The  training in  agriculture is designed as a full value chain ; from farming, production, processing, packaging, marketing to  Agri-Business Management. By our planning, each farm  will require the services  of at least four farmers. This has the prospect  of creating 4,000 farm workers in the Region under this phase.

Also, some leaders of the Amnesty Beneficiaries have bought our argument that  building houses is not sustainable as they have to be serviced and  maintained, but in contrast, taking to agriculture is a money-yielding venture. So many of them have bought  into the agriculture revolution.  One of them is into large scale rice farming in Bayelsa State while another which has taken to plantain  cultivation, is emerging as  the biggest farmer in Bomadi, Delta State.

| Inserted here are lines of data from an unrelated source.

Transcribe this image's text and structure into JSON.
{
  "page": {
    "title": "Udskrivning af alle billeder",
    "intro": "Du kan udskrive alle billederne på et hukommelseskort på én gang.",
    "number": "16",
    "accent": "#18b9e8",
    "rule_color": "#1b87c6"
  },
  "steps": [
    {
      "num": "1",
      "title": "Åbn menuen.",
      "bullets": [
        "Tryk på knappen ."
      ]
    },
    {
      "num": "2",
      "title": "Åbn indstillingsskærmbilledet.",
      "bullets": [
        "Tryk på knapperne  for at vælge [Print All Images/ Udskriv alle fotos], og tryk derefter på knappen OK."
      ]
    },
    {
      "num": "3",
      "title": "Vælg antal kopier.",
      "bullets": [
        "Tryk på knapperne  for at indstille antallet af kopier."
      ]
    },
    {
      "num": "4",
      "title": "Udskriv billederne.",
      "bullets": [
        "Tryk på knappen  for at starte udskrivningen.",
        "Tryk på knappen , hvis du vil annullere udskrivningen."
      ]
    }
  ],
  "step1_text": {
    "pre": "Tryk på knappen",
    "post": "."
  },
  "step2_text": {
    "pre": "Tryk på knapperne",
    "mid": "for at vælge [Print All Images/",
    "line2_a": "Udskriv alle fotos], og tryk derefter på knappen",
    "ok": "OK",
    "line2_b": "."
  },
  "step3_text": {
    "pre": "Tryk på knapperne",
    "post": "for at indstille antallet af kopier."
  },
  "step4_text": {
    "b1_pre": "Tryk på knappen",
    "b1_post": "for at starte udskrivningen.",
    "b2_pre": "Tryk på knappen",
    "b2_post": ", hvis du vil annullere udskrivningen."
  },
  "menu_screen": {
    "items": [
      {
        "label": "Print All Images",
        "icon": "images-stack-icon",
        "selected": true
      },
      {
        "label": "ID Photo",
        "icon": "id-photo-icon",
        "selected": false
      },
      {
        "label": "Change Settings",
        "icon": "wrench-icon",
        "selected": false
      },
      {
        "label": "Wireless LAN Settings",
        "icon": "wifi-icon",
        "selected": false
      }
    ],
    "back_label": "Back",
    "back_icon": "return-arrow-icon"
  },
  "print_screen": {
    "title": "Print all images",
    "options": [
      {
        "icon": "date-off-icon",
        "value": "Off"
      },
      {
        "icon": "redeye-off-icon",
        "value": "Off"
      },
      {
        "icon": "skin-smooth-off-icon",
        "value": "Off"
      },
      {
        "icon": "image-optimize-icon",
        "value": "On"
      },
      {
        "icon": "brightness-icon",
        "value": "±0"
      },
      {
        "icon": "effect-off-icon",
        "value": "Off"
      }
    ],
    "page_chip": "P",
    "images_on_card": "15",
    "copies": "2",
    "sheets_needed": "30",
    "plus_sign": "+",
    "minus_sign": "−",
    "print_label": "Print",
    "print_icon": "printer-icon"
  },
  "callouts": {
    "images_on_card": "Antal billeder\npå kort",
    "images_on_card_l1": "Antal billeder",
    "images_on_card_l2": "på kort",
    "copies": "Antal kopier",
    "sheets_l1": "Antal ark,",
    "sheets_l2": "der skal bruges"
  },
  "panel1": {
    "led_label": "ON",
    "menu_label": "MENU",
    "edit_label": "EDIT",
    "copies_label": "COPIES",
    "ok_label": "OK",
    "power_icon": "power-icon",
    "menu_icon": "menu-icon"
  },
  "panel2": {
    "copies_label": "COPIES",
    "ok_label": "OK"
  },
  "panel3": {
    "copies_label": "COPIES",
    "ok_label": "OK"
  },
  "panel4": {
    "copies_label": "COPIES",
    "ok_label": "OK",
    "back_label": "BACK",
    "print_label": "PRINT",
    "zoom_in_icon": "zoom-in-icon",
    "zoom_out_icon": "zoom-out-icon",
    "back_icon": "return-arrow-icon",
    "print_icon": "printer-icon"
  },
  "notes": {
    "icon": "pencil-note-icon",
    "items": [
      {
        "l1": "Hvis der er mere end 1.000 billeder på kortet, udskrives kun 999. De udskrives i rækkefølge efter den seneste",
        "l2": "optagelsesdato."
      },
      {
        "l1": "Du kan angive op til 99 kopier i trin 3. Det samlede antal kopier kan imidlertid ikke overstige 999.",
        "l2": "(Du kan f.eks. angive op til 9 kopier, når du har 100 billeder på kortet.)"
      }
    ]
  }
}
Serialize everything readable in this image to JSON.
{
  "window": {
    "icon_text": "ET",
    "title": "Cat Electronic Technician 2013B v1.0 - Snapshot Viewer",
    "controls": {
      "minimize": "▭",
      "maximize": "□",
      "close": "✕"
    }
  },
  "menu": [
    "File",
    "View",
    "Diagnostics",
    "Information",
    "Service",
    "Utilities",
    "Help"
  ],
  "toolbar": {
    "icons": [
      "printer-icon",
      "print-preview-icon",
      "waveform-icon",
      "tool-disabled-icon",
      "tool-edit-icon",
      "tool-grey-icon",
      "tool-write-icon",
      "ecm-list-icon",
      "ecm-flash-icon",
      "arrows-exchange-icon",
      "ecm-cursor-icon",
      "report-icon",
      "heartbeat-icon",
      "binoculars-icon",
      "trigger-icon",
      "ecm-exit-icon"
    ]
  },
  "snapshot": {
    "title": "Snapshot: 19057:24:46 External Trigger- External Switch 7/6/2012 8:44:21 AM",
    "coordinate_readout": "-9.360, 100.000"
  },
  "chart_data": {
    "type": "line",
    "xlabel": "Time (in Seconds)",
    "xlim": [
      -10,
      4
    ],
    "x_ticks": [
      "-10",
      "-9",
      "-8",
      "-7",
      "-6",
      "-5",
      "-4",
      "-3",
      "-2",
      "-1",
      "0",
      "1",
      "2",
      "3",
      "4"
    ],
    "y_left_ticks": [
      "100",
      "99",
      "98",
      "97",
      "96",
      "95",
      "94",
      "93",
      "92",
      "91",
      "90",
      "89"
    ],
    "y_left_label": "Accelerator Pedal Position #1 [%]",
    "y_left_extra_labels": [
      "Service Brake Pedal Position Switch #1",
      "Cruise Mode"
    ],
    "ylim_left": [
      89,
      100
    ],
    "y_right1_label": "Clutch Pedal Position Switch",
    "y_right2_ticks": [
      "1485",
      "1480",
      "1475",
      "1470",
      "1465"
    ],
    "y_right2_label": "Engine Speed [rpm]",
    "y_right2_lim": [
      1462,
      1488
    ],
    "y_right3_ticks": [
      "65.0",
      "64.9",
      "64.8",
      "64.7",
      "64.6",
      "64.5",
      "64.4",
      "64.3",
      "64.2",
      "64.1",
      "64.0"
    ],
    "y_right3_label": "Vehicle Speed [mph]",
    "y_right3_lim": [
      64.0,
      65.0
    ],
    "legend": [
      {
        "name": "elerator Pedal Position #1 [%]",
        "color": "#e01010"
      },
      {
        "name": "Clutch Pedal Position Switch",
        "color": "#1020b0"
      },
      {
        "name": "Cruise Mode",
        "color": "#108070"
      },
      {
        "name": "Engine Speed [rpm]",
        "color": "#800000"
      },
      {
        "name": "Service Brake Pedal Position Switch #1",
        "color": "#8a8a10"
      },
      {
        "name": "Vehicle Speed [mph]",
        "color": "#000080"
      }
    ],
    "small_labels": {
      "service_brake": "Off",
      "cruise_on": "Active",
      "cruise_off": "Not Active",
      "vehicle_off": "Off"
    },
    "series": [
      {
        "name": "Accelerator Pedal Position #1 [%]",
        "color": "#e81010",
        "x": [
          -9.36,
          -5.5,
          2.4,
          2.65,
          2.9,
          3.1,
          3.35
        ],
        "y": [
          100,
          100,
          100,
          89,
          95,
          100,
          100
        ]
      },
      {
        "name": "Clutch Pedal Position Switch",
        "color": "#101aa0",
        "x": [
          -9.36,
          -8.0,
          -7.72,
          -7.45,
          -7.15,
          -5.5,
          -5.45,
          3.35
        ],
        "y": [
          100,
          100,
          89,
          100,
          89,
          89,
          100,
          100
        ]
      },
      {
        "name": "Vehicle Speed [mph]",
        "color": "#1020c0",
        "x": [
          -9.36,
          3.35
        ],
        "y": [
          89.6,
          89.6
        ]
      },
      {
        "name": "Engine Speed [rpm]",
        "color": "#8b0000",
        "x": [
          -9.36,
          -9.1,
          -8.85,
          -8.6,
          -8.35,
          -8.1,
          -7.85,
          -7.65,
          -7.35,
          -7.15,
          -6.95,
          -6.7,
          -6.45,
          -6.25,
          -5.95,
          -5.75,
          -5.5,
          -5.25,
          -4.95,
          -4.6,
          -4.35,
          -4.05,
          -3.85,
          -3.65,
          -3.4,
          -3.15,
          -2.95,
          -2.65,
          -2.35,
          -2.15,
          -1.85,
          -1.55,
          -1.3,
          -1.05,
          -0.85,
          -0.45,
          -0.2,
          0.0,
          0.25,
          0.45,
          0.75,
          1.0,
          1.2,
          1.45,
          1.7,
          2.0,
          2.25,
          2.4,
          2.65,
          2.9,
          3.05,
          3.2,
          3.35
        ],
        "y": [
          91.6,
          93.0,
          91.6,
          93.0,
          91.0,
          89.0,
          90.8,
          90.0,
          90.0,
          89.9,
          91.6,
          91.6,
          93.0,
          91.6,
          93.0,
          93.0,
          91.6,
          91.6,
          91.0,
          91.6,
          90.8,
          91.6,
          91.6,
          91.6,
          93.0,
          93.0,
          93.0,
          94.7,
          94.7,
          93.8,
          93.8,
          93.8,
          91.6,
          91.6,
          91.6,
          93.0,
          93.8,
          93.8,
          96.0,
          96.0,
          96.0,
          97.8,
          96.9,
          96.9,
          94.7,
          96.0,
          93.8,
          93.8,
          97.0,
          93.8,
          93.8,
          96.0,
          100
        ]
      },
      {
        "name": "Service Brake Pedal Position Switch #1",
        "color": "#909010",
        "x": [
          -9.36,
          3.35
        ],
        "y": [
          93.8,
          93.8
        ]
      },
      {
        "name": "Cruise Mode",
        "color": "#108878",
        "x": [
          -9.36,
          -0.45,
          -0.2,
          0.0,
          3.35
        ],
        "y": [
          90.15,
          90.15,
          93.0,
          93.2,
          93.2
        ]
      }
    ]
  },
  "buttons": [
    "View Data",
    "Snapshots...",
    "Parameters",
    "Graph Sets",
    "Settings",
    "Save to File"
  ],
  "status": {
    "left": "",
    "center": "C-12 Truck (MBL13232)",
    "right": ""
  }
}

It is not only the consciousness of the Amnesty Beneficiaries that  need to be transformed but also  that of the Niger Delta and country as a whole; oil is a wasting asset, it may dry up in the foreseeable future. In contrast what the future foresee is that agriculture would enrich us all. So let us start with the basic policy of eating only what we grow, and growing what we eat. Change should begin with each of us.

  • Brig.-Gen. Boroh (rtd) is the Special Adviser to the President on Niger Delta and Coordinator of the Presidential Amnesty Programme.